Clues to the survival of Earth's ecosystems could lie in the declining health of an inch-long fish that is found only in the 500-foot depths of a hole near Pahrump. According to a story in Saturday's Las Vegas Sun, the Devils Hole pupfish population has shrunk to fewer than 100, and federal, state and local wildlife experts and scientists are scrambling to figure out why.
The fish, which lives deep in the vertical limestone cave in the Ash Meadows National Wildlife Refuge, was among the very first species to be protected under the landmark Endangered Species Act. The law protects species that are dwindling and, more importantly, the habitats that sustain them.

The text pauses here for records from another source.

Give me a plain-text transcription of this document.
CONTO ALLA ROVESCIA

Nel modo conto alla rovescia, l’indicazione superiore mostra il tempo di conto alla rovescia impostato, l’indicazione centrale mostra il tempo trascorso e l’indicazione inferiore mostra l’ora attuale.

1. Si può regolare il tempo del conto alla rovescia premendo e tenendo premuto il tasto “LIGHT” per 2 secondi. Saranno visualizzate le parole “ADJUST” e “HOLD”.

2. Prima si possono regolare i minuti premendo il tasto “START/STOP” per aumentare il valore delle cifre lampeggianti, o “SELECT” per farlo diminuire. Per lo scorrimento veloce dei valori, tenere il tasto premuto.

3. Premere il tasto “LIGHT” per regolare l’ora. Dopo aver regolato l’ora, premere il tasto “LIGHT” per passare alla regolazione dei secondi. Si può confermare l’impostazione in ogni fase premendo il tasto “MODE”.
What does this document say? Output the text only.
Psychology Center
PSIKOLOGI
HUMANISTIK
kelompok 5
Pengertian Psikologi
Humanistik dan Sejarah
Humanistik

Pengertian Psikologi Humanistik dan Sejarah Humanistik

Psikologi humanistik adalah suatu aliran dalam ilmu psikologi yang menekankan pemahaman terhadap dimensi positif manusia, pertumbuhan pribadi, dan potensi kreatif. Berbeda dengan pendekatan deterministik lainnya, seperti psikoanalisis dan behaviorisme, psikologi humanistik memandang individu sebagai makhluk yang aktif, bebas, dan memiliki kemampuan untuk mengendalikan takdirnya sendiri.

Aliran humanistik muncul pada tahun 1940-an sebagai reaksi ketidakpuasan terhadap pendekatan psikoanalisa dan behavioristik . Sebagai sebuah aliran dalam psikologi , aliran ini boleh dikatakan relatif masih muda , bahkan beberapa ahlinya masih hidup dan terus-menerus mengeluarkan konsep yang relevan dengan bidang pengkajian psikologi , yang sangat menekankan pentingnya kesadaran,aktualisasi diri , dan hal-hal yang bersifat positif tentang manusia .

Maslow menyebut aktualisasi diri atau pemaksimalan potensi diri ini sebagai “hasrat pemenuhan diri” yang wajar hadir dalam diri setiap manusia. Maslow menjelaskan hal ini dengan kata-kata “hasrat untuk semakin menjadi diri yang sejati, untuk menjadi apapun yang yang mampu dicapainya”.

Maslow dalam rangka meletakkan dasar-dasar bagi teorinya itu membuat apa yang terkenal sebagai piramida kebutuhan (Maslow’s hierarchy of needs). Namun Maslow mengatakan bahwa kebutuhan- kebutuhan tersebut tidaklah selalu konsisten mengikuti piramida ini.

The pupfish's listing led to a 1976 Supreme Court ruling in which federal agencies were granted the right to protect the cave's water supplies - and, consequently, the water supplies needed to sustain other endangered species. Study of the fish also has provided important information in the study of evolution and lends clues about the development of the planet, biologists told the Sun.
But biologists told Sun reporter Launce Rake that the pupfish population is, for unknown reasons, dwindling very quickly. Wildlife officials are meeting later this month to discuss options for saving it from extinction.
Jim Deacon, a UNLV professor emeritus of biology and natural resources, summed it up best when he told the Sun that "a sustainable Earth sustains all species that live upon it. As we make it less sustainable by blinking out species so rapidly all over the world, we are making it a less desirable place to live on and making it less able to sustain our own species."